Le problème avec les maladies « invisibles », c'est qu'elles sont difficiles à diagnostiquer et souvent sujettes à préjugés. Mais la douleur, elle, est bien réelle et peut devenir invalidante. En France, une femme sur dix en âge de procréer souffrirait d'endométriose. Pourtant, cette maladie gynécologique reste méconnue du grand public mais aussi du corps médical. Résultat, il faut attendre, en moyenne, sept ans avant d'avoir un diagnostic,  vingt pour certaines… Des années de souffrance, d'incompréhension, de frustration et des douleurs aussi bien physiques que mentales qui empiètent parfois sur la vie personnelle et professionnelle des femmes concernées. Bientôt un mauvais souvenir ?

Base de données à grande échelle

C'est ce que promet le projet ENDORA (Endométriose en région Rhône-Alpes), dévoilé à l'occasion de la semaine européenne dédiée, du 4 au 10 mars 2019. « Vous avez mal au ventre pendant vos règles ? C'est normal, prenez un petit doliprane et ça passera ! » C'est, dans un premier temps, pour tordre le cou à ce type de stéréotypes bien ancrés qu'il a été créé. Piloté, entre autres, par le professeur François Golfier, chef du service de chirurgie gynécologique et oncologique-obstétrique au centre hospitalier Lyon Sud, il a pour objectif d'élaborer une base de données afin de collecter un maximum d'informations sur cette pathologie. Il vise ainsi à améliorer la prise en charge de la douleur et à informer le grand public des symptômes de la maladie car, non, il n'y a définitivement rien de « normal » à se tordre de douleur toutes les trois semaines.

Etude sur l'infertilité

Pendant cinq ans, les chercheurs pourront observer les facteurs de risque, le diagnostic, le traitement chez des patientes opérées d'endométriose profonde, « sans pour autant agir sur leur prise en charge médicale », promettent-ils. Durant cette période, certaines patientes et chirurgiens de l'hôpital Lyon Sud seront amenés à répondre à trois questionnaires en ligne, qui seront ensuite publiés sur la base de données. Pilote en région Auvergne-Rhône-Alpes, ce dispositif sera ensuite étendu aux autres centres du pays afin de recueillir toujours plus de témoignages et d'évaluer l'impact de la prise en charge sur la qualité de vie et la fertilité. En effet, l'endométriose est également la première cause d'infertilité, 40 % des femmes touchées ont des problèmes pour avoir un bébé.

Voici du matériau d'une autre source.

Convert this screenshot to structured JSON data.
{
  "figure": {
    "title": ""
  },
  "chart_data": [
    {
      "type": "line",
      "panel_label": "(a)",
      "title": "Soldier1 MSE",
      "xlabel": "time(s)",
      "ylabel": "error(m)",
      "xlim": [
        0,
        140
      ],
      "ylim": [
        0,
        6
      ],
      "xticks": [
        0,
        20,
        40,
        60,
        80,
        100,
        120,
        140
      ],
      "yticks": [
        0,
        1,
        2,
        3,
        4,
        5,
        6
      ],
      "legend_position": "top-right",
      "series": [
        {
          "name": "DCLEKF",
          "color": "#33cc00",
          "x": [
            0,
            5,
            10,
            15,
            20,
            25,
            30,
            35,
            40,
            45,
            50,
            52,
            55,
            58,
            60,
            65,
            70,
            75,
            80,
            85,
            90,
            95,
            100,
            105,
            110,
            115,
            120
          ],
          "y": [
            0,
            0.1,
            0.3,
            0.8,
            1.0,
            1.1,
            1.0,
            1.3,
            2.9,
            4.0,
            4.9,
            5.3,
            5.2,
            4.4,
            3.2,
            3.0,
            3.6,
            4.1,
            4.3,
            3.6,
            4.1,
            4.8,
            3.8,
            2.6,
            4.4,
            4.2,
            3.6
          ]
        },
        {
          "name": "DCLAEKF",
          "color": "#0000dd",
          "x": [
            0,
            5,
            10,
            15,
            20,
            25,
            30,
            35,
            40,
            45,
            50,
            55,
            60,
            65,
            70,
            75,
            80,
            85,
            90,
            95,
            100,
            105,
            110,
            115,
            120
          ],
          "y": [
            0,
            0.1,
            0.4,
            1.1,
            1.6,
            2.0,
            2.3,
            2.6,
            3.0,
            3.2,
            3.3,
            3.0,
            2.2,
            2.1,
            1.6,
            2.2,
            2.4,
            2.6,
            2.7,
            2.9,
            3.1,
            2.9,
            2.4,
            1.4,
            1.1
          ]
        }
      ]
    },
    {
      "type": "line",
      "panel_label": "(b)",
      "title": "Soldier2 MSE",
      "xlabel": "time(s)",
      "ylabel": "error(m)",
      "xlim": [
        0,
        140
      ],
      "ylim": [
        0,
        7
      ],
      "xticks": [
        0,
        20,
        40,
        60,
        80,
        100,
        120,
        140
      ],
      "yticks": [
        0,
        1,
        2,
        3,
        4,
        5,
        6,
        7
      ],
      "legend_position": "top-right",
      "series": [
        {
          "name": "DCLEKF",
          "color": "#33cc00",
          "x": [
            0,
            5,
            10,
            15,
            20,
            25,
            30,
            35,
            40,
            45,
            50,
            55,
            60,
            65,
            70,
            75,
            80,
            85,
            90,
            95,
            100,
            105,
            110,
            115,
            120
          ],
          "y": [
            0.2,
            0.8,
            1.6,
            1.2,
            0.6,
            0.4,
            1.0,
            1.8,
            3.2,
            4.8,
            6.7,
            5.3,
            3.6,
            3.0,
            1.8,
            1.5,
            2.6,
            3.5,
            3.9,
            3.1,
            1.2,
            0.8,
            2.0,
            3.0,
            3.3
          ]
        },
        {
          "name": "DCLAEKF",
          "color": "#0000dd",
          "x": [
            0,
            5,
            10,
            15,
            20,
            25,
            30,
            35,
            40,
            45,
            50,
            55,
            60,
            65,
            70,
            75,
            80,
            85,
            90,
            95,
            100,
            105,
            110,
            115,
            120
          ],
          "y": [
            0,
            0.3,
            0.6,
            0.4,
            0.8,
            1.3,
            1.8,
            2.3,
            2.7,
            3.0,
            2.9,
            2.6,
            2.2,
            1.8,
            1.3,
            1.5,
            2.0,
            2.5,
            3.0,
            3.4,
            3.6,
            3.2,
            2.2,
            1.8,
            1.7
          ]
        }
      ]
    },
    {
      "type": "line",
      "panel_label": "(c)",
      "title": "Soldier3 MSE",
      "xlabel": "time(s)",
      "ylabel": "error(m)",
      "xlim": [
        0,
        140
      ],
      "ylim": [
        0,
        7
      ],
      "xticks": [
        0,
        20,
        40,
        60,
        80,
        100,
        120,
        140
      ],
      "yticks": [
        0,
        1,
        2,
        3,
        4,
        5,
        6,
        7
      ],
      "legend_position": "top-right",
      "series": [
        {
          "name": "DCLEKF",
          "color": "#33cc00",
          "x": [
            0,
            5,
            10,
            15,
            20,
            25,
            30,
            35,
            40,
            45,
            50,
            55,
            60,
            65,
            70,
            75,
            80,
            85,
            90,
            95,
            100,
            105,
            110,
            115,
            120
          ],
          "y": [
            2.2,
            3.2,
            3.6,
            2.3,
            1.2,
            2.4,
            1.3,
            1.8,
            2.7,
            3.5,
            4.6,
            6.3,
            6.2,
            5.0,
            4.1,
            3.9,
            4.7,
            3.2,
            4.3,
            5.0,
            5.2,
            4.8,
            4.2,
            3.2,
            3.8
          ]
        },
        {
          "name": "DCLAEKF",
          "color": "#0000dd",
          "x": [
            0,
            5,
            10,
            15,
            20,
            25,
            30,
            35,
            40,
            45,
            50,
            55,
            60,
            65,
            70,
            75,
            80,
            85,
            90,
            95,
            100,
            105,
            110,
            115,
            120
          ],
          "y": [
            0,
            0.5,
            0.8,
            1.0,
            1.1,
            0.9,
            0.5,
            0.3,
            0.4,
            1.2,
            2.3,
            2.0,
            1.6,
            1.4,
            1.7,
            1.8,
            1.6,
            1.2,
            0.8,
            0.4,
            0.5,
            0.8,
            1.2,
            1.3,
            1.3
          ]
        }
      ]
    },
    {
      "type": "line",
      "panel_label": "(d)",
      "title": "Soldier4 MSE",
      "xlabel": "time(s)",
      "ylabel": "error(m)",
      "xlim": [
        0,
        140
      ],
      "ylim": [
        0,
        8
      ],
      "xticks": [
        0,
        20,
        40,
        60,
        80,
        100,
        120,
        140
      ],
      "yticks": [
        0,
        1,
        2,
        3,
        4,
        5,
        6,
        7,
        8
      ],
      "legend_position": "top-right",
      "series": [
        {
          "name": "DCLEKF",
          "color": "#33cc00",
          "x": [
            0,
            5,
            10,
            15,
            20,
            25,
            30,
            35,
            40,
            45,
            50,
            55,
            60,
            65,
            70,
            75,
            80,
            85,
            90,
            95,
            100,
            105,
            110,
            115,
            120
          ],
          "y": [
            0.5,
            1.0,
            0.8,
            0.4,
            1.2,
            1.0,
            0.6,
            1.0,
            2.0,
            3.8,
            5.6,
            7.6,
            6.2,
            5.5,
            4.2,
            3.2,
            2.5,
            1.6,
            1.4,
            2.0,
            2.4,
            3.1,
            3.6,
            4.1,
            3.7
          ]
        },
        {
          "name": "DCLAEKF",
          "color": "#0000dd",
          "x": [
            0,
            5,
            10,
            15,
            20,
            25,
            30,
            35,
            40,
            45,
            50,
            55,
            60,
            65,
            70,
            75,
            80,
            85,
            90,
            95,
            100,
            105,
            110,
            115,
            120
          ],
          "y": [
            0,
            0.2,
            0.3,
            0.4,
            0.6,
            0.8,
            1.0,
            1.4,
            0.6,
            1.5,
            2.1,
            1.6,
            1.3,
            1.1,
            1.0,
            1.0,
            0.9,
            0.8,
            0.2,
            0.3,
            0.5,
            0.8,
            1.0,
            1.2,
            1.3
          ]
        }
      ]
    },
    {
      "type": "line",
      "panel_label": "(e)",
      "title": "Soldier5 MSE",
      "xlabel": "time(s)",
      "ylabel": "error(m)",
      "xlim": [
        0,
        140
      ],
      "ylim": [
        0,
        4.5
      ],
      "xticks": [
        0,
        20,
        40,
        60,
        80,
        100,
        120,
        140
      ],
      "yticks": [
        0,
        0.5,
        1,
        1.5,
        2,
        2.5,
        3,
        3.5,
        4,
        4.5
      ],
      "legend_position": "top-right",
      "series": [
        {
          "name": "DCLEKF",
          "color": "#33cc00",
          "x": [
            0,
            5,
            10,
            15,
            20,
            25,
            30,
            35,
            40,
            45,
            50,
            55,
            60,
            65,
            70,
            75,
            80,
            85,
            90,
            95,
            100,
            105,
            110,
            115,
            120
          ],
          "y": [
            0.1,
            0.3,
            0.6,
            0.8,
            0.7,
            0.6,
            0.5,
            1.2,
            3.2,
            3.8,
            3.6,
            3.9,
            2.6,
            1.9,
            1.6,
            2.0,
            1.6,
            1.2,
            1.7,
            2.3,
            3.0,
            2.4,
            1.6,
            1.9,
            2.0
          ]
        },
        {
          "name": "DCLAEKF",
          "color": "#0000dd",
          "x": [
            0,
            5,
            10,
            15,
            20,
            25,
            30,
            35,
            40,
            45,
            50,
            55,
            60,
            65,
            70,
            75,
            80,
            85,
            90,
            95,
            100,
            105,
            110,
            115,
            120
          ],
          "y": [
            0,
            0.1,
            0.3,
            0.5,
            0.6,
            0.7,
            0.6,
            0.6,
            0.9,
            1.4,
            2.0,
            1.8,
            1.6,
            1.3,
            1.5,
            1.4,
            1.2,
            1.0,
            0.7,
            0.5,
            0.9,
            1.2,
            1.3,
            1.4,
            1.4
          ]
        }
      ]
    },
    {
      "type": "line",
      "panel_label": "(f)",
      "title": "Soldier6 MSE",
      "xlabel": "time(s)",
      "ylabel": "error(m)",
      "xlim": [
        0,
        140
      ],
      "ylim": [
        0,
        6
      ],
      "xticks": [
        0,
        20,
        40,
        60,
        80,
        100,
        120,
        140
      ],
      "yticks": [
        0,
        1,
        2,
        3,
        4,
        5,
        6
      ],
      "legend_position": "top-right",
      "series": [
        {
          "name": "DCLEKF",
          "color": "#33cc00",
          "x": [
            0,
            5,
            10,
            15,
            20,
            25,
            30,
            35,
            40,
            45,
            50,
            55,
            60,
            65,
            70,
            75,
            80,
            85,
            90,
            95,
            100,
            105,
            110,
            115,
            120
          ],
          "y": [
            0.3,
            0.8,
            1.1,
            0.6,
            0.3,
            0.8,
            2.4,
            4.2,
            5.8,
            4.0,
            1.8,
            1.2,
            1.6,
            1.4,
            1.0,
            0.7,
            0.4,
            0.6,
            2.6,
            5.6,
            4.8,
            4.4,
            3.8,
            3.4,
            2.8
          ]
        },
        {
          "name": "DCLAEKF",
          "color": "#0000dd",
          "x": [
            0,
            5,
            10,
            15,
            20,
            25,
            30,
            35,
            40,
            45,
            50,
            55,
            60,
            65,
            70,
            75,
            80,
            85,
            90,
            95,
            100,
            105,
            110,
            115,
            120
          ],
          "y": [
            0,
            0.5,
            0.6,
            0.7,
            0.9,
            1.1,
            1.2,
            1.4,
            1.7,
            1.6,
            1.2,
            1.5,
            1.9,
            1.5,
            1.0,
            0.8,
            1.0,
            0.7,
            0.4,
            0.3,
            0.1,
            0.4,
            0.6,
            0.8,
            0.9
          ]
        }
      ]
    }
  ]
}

Plus le verdict tombe tard, plus les chances s'amenuisent… Une détection précoce est donc essentielle et peut être réalisée à l'adolescence, dès les premières menstruations. Des informations précieuses, bientôt à la portée de toutes ?

ENDOCAP, un 2ème projet

Malgré les progrès en imagerie médicale, notamment, pour déceler la maladie, il n'existe toujours pas de médication spécifique. Des traitements médicaux, comme l'hormonothérapie, peuvent, cependant, ralentir son évolution et soulager les patientes. En cas d'endométriose profonde, c'est-à-dire lorsqu'il y a une atteinte digestive, urinaire et des ligaments utéro sacrés, la chirurgie semble être la seule option mais peut engendrer de lourdes conséquences pour les patientes. Un 2ème projet ENDOCAP, porté par le Pr Fauconnier au CHI de Poissy-Saint-Germain-en-Laye, également soutenu par la Fondation Apicil, vise à contribuer à une meilleure reconnaissance de la maladie en tant que phénomène ayant des conséquences sur le travail et la vie intime des femmes. Par ailleurs, le développement de connaissances précises sur le handicap lié à cette maladie pourrait permettre de développer des programmes de prise en charge non médicale tels que l'accompagnement, le partage d'expérience et l'éducation thérapeutique.

Un sujet dont on parle

La mobilisation autour de l'endométriose semble, petit à petit, prendre de l'ampleur, au-delà du secteur de la santé. Le 8 mars, à l'occasion de la Journée des droits des femmes et pour clôturer la semaine européenne de prévention (4 au 10 mars 2019), la ministre de la Santé, Agnès Buzyn, avait annoncé un plan d'action également basé sur l'information, la détection et l'accompagnement. Le 30 mars 2019, aura lieu la 6ème Endomarche, une marche planétaire dédiée à cette maladie, organisée dans une soixantaine de pays à l'occasion de la journée mondiale (à partir de 15h  dans le 15ème à Paris). Pour l'une des plus vieilles douleurs du monde, il était temps ?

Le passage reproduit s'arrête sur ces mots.